J’ai bien aimé aussi l’extrait du NY Times dans lequel un monsieur disait que sa fille de 2 ans ne connaîtra jamais le livre en papier… Misère. Et pourquoi donc? Bien, parce qu’en 2012, nous connaîtrons l’Apocalypse diantre! Plutôt simple mais fallait y penser. M’enfin.
Intellectuel ne veut pas idre expert, et souvent les intellectuels s’occupent des domaines qu’ils meconnaissent clairement. Je ne peux accorder aucun respect à un homme qui voit le problème de l’ebook de façobn aussi binaire (papier VS electronique) au lieu de saisir la complexité de la situation et la merveilleuse situation qui s’offre à nous.
Je pense que c’est une question de pratique et de milieux culturels, profondément. Beaucoup de milieux culturels – même dans le monde des élites intellectuelles – n’ont pas de pratiques internet. De très nombreux chercheurs et de très nombreux intello n’utilisent rien d’autre que le mail et quand ils cliquent sur un lien hypertexte c’est pour tomber sur quelques-uns des pires mêmes qui circulent sur le net. Il faut certainement bien avoir cela en tête pour comprendre ce rejet. Dans leur pratiques internet est absent. Ces gens lisent des livres papiers et des revues, exclusivement. Ils impriment les articles de 10 pages en pdf qu’ils échangent. Ils ouvrent encore des dictionnaires et se réfèrent aux livres quand ils ont une question à résoudre. Ce sont des prénumériques, et nous le sommes tous encore un peu.
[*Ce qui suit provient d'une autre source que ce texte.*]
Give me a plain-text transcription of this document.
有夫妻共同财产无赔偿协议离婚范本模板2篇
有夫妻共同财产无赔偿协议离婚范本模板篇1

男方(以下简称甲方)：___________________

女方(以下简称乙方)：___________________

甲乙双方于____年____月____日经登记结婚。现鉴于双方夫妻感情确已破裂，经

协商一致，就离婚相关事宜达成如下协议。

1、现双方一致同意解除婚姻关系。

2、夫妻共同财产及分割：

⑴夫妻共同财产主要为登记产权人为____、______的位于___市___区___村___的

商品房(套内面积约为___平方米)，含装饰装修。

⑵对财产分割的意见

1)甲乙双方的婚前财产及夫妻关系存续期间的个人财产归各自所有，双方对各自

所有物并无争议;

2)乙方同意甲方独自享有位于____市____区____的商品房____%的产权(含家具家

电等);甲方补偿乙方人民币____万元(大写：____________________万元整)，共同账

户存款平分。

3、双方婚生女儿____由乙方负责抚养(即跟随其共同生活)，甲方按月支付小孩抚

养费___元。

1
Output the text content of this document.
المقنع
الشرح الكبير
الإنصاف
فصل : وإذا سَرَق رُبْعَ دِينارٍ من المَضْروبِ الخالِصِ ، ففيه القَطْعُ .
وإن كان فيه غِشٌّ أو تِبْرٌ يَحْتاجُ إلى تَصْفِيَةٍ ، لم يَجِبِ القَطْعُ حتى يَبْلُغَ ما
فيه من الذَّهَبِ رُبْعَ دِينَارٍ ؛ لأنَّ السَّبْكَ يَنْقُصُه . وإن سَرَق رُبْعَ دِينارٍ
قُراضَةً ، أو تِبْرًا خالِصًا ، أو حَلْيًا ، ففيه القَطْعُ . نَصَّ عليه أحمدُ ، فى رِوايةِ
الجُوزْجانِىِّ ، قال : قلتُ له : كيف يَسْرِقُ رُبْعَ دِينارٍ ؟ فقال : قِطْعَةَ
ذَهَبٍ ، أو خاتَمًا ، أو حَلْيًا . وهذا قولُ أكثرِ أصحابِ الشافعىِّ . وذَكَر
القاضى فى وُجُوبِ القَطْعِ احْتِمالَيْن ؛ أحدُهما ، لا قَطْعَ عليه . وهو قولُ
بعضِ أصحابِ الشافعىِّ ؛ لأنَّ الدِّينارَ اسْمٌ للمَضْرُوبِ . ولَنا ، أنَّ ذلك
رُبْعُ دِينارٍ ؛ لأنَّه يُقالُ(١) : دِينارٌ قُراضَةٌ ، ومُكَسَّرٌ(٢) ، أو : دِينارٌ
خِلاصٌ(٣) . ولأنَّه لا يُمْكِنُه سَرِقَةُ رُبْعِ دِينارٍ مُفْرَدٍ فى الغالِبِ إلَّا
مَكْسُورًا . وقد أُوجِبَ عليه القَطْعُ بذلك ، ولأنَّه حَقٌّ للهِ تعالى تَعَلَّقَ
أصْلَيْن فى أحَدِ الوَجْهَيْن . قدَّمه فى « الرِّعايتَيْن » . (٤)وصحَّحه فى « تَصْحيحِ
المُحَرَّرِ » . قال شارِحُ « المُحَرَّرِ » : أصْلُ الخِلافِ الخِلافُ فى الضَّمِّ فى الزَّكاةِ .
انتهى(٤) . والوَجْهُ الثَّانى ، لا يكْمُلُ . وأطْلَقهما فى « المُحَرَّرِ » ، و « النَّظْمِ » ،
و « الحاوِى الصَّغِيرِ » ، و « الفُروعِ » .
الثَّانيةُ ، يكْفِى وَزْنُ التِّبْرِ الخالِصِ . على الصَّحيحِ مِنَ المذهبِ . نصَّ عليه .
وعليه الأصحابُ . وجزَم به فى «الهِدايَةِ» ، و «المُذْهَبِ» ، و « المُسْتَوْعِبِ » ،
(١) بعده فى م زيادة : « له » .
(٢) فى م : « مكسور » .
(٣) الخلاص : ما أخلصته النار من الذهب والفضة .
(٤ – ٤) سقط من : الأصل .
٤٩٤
C’est fascinant de voir Umberto Eco (qui a pourtant été un grand penseur de la transformation du livre) ou Alberto Manguel (quelqu’un qui a compris les pratiques de lecture), refuser d’un commun accord le monde venant d’internet et n’évoquer le numérique que sous la forme de CDrom d’oeuvres complètes.
La querelle des anciens et des modernes ne va pas s’éteindre demain, au contraire. Je crois bien que quoi qu’on dise, cela ne changera rien à leur posture. Définitivement, je ne pense pas qu’ils embrasseront ces pratiques. Ce ne sont pas celles de leurs générations (cf. tes articles sur la question, Martin). Nous sommes dans un dialogue de sourds. Je ne connais que des gens qui lisent sur leur écrans.